HighlandReefer 05/09/2009 12:30 PM

From this article:

Molecular Mechanisms of Anti-Inflammatory Action of Erythromycin in Human Bronchial Epithelial Cells: Possible Role in the Signaling Pathway That Regulates Nuclear Factor-B Activation
http://aac.asm.org/cgi/content/full/48/5/1581

"EM (Erythromycin) had no effects on the redox environment that regulates the activation of transcription factors, including NF-B and AP-1.

It is interesting that this article implies that the use of oxidants or antioxidants may increase the bactericidal effects of Erythromycin. Perhaps they add an oxidizer to the ChemiClean in addition to Erythromycin?

poolkeeper1 05/09/2009 01:10 PM

Wow you guys are getting above my paygrade, But thanks for all the good Info! One method I forgot to mention was Brown Sugar dosed at around 1tsp per 200gal seems to knock It down almost as good as Chemiclean. Any thoughts on this ?

HighlandReefer 05/09/2009 01:35 PM

poolkeeper1,

Now you are getting into a real hot topic. The use of carbon sources to control cyano. :D

IMHO, using carbon sources is in the realm of trying to out compete cyano for nutrients using bacteria.

If you stop and think about it, bacteria are about the only organism that may have the potential to out compete the cyano. They both can derive their C,N,P from food, N2 & CO2.

Unfortunately, CO2 is normally available in more abundant levels in our reef tanks than the levels found in the ocean.

N is available in our reef tanks in abundant supply.
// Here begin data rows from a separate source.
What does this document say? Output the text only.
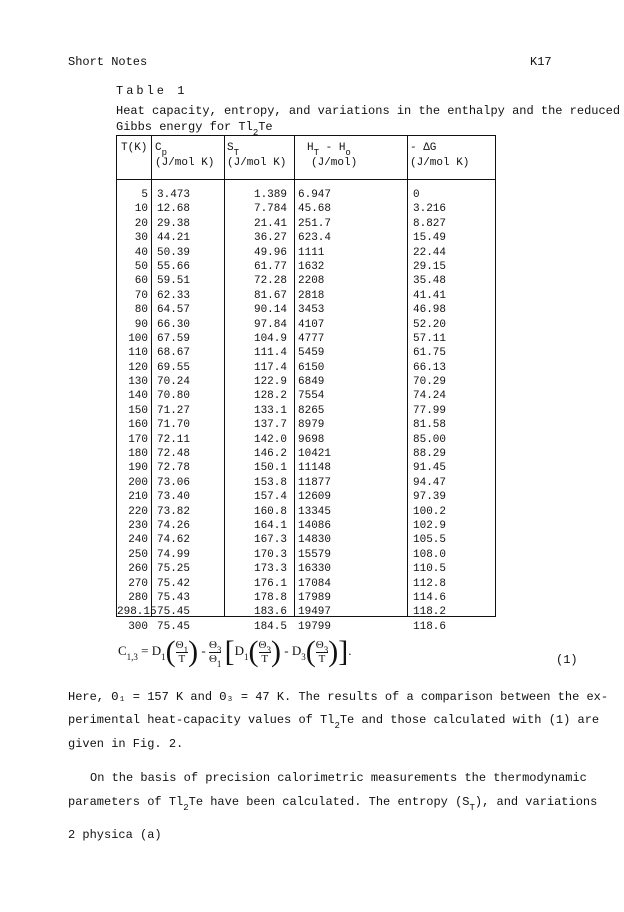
Short Notes	K17
Table 1
Heat capacity, entropy, and variations in the enthalpy and the reduced
Gibbs energy for $Tl_2Te$
T(K) $C_p$
(J/mol K)
$S_T$
(J/mol K)
$H_T - H_o$
(J/mol)
- ΔG
(J/mol K)
5
10
20
30
40
50
60
70
80
90
100
110
120
130
140
150
160
170
180
190
200
210
220
230
240
250
260
270
280
298.15
300
3.473
12.68
29.38
44.21
50.39
55.66
59.51
62.33
64.57
66.30
67.59
68.67
69.55
70.24
70.80
71.27
71.70
72.11
72.48
72.78
73.06
73.40
73.82
74.26
74.62
74.99
75.25
75.42
75.43
75.45
75.45
1.389
7.784
21.41
36.27
49.96
61.77
72.28
81.67
90.14
97.84
104.9
111.4
117.4
122.9
128.2
133.1
137.7
142.0
146.2
150.1
153.8
157.4
160.8
164.1
167.3
170.3
173.3
176.1
178.8
183.6
184.5
6.947
45.68
251.7
623.4
1111
1632
2208
2818
3453
4107
4777
5459
6150
6849
7554
8265
8979
9698
10421
11148
11877
12609
13345
14086
14830
15579
16330
17084
17989
19497
19799
0
3.216
8.827
15.49
22.44
29.15
35.48
41.41
46.98
52.20
57.11
61.75
66.13
70.29
74.24
77.99
81.58
85.00
88.29
91.45
94.47
97.39
100.2
102.9
105.5
108.0
110.5
112.8
114.6
118.2
118.6
$C_{1,3} = D_1( \frac{\Theta_1}{T}$ ) - $\frac{\Theta_3}{\Theta_1} [D_1( \frac{\Theta_3}{T}$ ) - $D_3( \frac{\Theta_3}{T}$ )].
(1)
Here, Θ₁ = 157 K and Θ₃ = 47 K. The results of a comparison between the ex-
perimental heat-capacity values of $Tl_2Te$ and those calculated with (1) are
given in Fig. 2.
On the basis of precision calorimetric measurements the thermodynamic
parameters of $Tl_2Te$ have been calculated. The entropy $(S_T)$, and variations
2 physica (a)
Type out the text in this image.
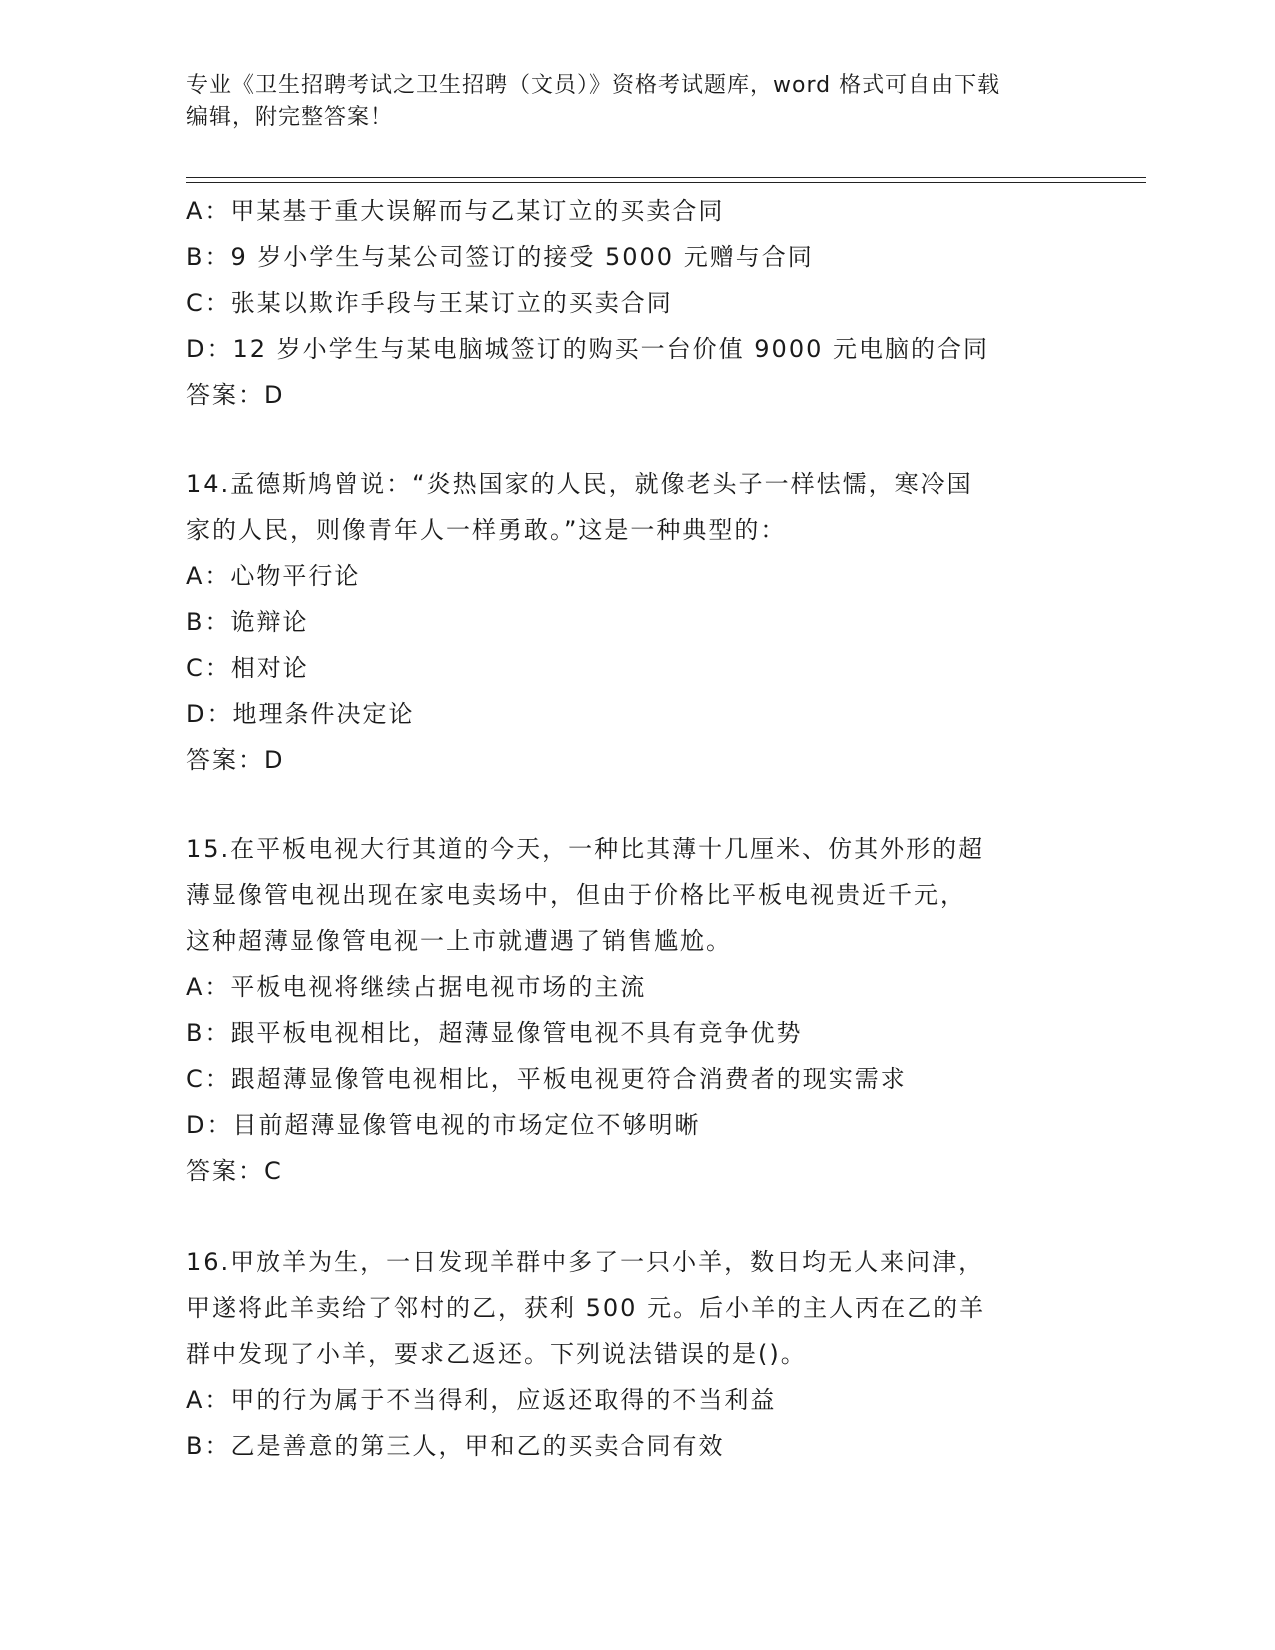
专业《卫生招聘考试之卫生招聘（文员）》资格考试题库，word 格式可自由下载
编辑，附完整答案！
A：甲某基于重大误解而与乙某订立的买卖合同
B：9 岁小学生与某公司签订的接受 5000 元赠与合同
C：张某以欺诈手段与王某订立的买卖合同
D：12 岁小学生与某电脑城签订的购买一台价值 9000 元电脑的合同
答案：D
14.孟德斯鸠曾说：“炎热国家的人民，就像老头子一样怯懦，寒冷国
家的人民，则像青年人一样勇敢。”这是一种典型的：
A：心物平行论
B：诡辩论
C：相对论
D：地理条件决定论
答案：D
15.在平板电视大行其道的今天，一种比其薄十几厘米、仿其外形的超
薄显像管电视出现在家电卖场中，但由于价格比平板电视贵近千元，
这种超薄显像管电视一上市就遭遇了销售尴尬。
A：平板电视将继续占据电视市场的主流
B：跟平板电视相比，超薄显像管电视不具有竞争优势
C：跟超薄显像管电视相比，平板电视更符合消费者的现实需求
D：目前超薄显像管电视的市场定位不够明晰
答案：C
16.甲放羊为生，一日发现羊群中多了一只小羊，数日均无人来问津，
甲遂将此羊卖给了邻村的乙，获利 500 元。后小羊的主人丙在乙的羊
群中发现了小羊，要求乙返还。下列说法错误的是()。
A：甲的行为属于不当得利，应返还取得的不当利益
B：乙是善意的第三人，甲和乙的买卖合同有效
You can try to lower your phosphate level to zero if you like, but there will still be more phosphate available in our reef tank then in the normal reefs found in the ocean.
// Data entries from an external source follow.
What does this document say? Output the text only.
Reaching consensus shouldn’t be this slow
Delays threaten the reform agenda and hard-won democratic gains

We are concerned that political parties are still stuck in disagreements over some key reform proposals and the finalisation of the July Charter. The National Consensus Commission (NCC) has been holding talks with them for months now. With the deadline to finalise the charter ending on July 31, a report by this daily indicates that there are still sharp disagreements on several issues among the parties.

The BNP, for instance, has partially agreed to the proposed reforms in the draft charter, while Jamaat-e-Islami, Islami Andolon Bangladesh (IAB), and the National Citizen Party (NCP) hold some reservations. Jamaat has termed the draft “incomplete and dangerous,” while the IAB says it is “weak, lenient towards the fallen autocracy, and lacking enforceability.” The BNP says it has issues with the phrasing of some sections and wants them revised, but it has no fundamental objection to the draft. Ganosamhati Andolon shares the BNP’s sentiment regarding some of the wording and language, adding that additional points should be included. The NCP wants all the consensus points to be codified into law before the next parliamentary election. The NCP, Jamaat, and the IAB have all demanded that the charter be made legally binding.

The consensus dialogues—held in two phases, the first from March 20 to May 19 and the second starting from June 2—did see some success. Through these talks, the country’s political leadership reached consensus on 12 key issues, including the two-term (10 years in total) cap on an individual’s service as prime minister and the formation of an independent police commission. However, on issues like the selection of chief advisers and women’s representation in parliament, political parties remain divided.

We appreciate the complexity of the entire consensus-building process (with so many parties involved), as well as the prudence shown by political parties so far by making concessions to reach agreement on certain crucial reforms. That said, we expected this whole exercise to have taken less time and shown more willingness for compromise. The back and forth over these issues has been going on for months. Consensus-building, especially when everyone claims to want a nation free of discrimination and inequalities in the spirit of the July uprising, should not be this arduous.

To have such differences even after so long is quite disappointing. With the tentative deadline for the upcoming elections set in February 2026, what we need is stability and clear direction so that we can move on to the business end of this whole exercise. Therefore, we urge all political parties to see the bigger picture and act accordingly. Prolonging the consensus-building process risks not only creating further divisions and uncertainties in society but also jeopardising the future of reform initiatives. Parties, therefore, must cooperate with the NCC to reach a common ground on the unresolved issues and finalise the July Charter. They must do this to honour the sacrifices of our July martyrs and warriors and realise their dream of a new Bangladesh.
This leaves the possibility of using strains of bacteria that would be able to out-compete the cyano. I have not read any articles where these strains of bacteria exist. I would be interested in any information about this possibility.

Unless there are strains of bacteria that can out-compete cyano, I don't see carbon dosing as a viable option to control cyano except to reduce the phosphate and nitrate to very low levels. IMHO, the cyano will end up laughing in our face. :D

HighlandReefer 05/09/2009 01:47 PM

I guess I should have picked a different title to this post. Perhaps a title like, Anyone have any additional information about cyanobacteria & their control in reef aquariums that they care to share. :D

poolkeeper1 05/09/2009 01:53 PM

It's funny that you say that because I dose Vodka daily at a rate of 4ml a day currently, and have had great results doing so. I had wondered weather my Cyno problem had resulted from my dosing in some way but why would brown sugar ( just a different carbon source ) be a solution to removing It. Which I clearly think It did, I added no other remedy other than the BS to get rid of It. Or am I just not looking at this In the right context, would It be a different bacteria strain although both being carbon based?

poolkeeper1 05/09/2009 01:55 PM

Sorry did not mean to Hijack your thread.